Zitatsie haben einfach eine andere mimik und gestik. sie kommunizieren viel mit dem ganzen körper.
ich brauche bei meinem hund nicht die rute zu sehen um zu wissen wie sie auf einen hund reagiert, sondern je nachdem wie sie sich hinstellt, wie und und welche richtung sie schaut und wie ihre körperstellung ist.eine rute ist nicht das einzige signal, man muss immer den hund im ganzen betrachten.
klar es ist leichter wenn der hund ohren hat, aber das die hunde eingeschränkt sind dadurch empfinde ich z.b gar nicht.
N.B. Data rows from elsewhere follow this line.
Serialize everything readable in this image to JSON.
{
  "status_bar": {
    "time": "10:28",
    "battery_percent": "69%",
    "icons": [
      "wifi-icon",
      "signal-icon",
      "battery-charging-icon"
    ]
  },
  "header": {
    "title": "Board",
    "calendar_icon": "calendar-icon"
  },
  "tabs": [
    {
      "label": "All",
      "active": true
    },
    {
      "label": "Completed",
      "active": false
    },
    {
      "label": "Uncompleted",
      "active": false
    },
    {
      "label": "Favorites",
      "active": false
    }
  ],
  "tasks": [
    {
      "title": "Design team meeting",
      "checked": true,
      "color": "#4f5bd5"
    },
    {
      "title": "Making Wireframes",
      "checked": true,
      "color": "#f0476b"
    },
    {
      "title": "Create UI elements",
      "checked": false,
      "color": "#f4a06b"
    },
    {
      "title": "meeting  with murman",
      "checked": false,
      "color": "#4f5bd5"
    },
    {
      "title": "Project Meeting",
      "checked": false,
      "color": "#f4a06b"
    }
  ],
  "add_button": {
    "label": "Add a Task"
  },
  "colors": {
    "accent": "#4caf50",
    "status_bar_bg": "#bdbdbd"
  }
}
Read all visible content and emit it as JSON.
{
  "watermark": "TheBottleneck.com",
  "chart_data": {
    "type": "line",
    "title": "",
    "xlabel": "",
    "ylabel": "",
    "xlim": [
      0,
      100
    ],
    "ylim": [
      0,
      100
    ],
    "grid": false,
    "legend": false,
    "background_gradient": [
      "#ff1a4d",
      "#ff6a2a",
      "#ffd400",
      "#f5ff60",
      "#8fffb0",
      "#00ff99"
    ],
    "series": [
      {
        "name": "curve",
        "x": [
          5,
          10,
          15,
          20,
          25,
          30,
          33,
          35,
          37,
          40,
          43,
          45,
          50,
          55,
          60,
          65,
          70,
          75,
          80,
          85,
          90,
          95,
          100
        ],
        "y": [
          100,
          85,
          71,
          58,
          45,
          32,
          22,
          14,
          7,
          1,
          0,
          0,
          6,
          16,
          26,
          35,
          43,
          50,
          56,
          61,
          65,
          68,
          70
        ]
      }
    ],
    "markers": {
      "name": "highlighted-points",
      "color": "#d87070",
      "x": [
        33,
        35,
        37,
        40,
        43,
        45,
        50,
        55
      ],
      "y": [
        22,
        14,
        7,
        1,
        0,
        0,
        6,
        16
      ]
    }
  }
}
sie sind eben einfach nur anders.
natürlich muss man den hund immer im ganzen betrachten. ich kenne einige bulldoggen und natürlich siehst du deinem hund die stimmung an und auch andere hunde können erkennen, wenn sie sich z.b. heftig freut, total abgeneigt usw. usf. gerade im bereich der submission können sich plattnasen oft hervorragend ausdrücken. jedoch im drohverhalten wird es schon deutlich schwieriger. viele nuancen zwischen starken gefühlszuständen sind einfach für andere schwieriger zu entschlüsseln, weil sie schlicht nicht dargestellt werden können z.b. ein leichtes anheben der lefzen (geh weg von meinem arsch!), ein leichtes anheben der rute etc. pp. die kommunikation ist damit vergröbert.
selbst zwischen pudeln und wölfen ist dieses phänomen eindrucksvoll zu beobachten. dadurch, dass die kommunikation hier schon vergröbert ist, verhalten sich pudel wölfen gegenüber realtiv schnell sehr aggresiv. während wölfe noch ihr ganzes drohrepertoire abspielen (eine körpersprachliche diskussion zwischen wölfen kann sogar bis zu einer halben stunde dauern) hängen die pudel schon auf den wölfen drauf. das führte bei den wopuprojekten dazu, dass die pudel die absolute vorherrschaft gegenüber den wölfen hatte. die waren schlicht udn ergreifend eingeschüchtert, weil die pudel für ihre begriffe so schnell in kampfhandlungen übergingen.
ich habe einige hunde erlebt, die wundervoll und formvollendet drohen können und dies auch in feinsten abstufungen tun. durch eine ausgeprägte aggressive kommunikation (z.b. ein hund will nicht anal kontrolliert werden: ein steifwerden des körpers - die rute geht erst runter - dann folgt der leichte seitenblick - die ohren werden nach hinten gestellt - die stirn wird erst einmal glatt gelegt - der blick verfestigt sich - ein leichtes brummen folgt - die lefzen werden leicht angehoben - die stirn gerunzelt - die zähne werden noch stärker entblößt - die stirn wird richtig in falten gelegt - die zähne liegen nun komplett frei - die augen sind aufgerissen - die ohren werden mehr und mehr nach vorne bewegt - ein abschnappen erfolgt - ) hat das gegenüber viel zeit angemessen zu reagieren. kann der hund einige nuancen nicht ausführen (oder tut er es schlicht nicht - z.b. drohte luca früher nur mit einem steifwerden, rute hoch ohren vorn, fixieren, feddich - mittlerweile kann er es immer besser) kommt es viel schneller zur eskalation.
wie soll ein hund seine lefzen in feinabstufung anheben, wenn sie schlicht zu schwer und damit nicht so einfach zu kontrollieren sind? wie soll er seine stirn für andere erkennbar in falten legen, wenn sie sowieso von falten überzogen ist? wie soll ein hund einen leichten seitenblick darstellen, wenn seine augen hinter einer dichten matte verborgen sind?
ich sage nicht, dass andere hunde es nicht lernen können, mit dieser anderen körpersprache klar zu kommen. jedoch wird es immer schwieriger sein, als die kommunikation mit einem hund, der alle feinheiten drauf hat. es gibt mehrere studien, die belegen, dass situationen zwischen kommunikativ eingeschränkten hunden sehr viel schneller eskalieren, als zwischen hunden, die anatomisch dazu in der lage sind, sehr feine emotionen auszudrücken.
und ich finde man tut einem lebewesen keinen gefallen, wenn man es so züchtet, dass es erst ein fremdwörterbuch auspacken muss, um von anderen artgenossen aktzeptiert zu werden.